FT-IR spectra of the PEG–Er–Y2O3 nanoparticles were recorded on a FTIR spectrometer (FTIR-6200, Jasco, Tokyo, Japan) with a resolution of 4 cm−1 and 100 times accumulation using the KBr pellet method. Er–Y2O3 and APTES–Er–Y2O3 nanoparticle spectra were also measured for comparisons.

Thermogravimetric analyses (TGA) were carried out using a SHIMADZU DTG-60 (Kyoto, Japan) instrument at a heating rate of 10 °C/min in dry air for the PEG-Er–Y2O3 nanoparticles (2 mg), which were dried at 150 °C for 10 min in air.

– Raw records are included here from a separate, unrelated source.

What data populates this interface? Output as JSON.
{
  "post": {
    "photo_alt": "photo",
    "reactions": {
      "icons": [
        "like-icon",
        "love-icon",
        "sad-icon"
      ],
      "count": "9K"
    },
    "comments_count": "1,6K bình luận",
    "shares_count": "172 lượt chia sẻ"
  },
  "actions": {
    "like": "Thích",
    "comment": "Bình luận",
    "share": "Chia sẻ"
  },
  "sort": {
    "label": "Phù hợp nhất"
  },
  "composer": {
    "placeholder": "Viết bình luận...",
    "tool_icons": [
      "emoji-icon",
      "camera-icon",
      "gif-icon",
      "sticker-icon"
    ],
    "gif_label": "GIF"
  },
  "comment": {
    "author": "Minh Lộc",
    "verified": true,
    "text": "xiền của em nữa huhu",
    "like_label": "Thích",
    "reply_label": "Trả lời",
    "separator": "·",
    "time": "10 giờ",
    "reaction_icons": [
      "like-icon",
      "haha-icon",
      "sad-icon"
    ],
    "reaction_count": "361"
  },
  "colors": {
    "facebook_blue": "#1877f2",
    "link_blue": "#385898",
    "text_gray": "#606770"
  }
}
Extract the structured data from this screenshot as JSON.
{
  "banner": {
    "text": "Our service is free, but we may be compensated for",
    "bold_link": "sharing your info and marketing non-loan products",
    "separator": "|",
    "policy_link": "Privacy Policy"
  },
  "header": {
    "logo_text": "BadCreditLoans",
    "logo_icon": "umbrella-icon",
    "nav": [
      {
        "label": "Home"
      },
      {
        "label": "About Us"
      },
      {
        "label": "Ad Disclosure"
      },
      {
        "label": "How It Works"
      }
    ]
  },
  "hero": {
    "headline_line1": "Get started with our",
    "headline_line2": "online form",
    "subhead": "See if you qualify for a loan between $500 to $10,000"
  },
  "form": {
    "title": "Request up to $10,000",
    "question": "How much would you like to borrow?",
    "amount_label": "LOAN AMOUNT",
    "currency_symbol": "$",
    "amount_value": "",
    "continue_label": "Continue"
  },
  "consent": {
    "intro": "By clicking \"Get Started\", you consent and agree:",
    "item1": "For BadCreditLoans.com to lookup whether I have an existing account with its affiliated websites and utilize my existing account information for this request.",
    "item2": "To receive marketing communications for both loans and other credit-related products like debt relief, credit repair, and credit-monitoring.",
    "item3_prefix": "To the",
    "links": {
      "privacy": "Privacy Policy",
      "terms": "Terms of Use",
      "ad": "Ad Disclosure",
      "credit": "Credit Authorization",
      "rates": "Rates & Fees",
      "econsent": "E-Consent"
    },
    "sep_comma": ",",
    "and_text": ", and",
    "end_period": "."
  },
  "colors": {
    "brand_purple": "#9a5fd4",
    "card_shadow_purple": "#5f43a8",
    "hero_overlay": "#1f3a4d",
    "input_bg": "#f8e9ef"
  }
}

The dispersion stability of the PEG-modified nanoparticles was examined by measuring solution turbidity. PEG–Er–Y2O3 nanoparticles (10 mg) were suspended in 25 mL of distilled water or Tris buffer (10 mM Tris–HCl, pH 7.4, 100 mM NaCl) and then subjected to ultrasonication for 1 min. The turbidity was monitored at 500 nm using a UV spectrometer (Cary, Varian, NC, USA).

UC emission spectra were obtained using the SHIMADZU RF-5000 fluorescence spectrometer upon excitation of 980 nm laser diode (800 mA, 980 nm, L9418-04, Hamamatsu Photonics, Shizuoka, Japan).

Imaging of the PEG–Er–Y2O3 nanoparticles by detecting the UC emission under IR excitation was performed using an inverted microscopy system (IX71, Olympus, Tokyo, Japan). The UCP nanoparticles were illuminated with a continuous-wave laser diode (1,200 mA, 980 nm). The UC emission between 660 and 740 nm was collected with 40× microscope object lens (UPlanFLN, Olympus) through a bandpass emission filter (HQ700/75, Chroma Technology, VT, USA). Images were taken using a CCD camera (MC681SPD-R0B0, Texas Instruments, TX, USA) coupled to an image intensifier (C8600-05, Hamamatsu Photonics).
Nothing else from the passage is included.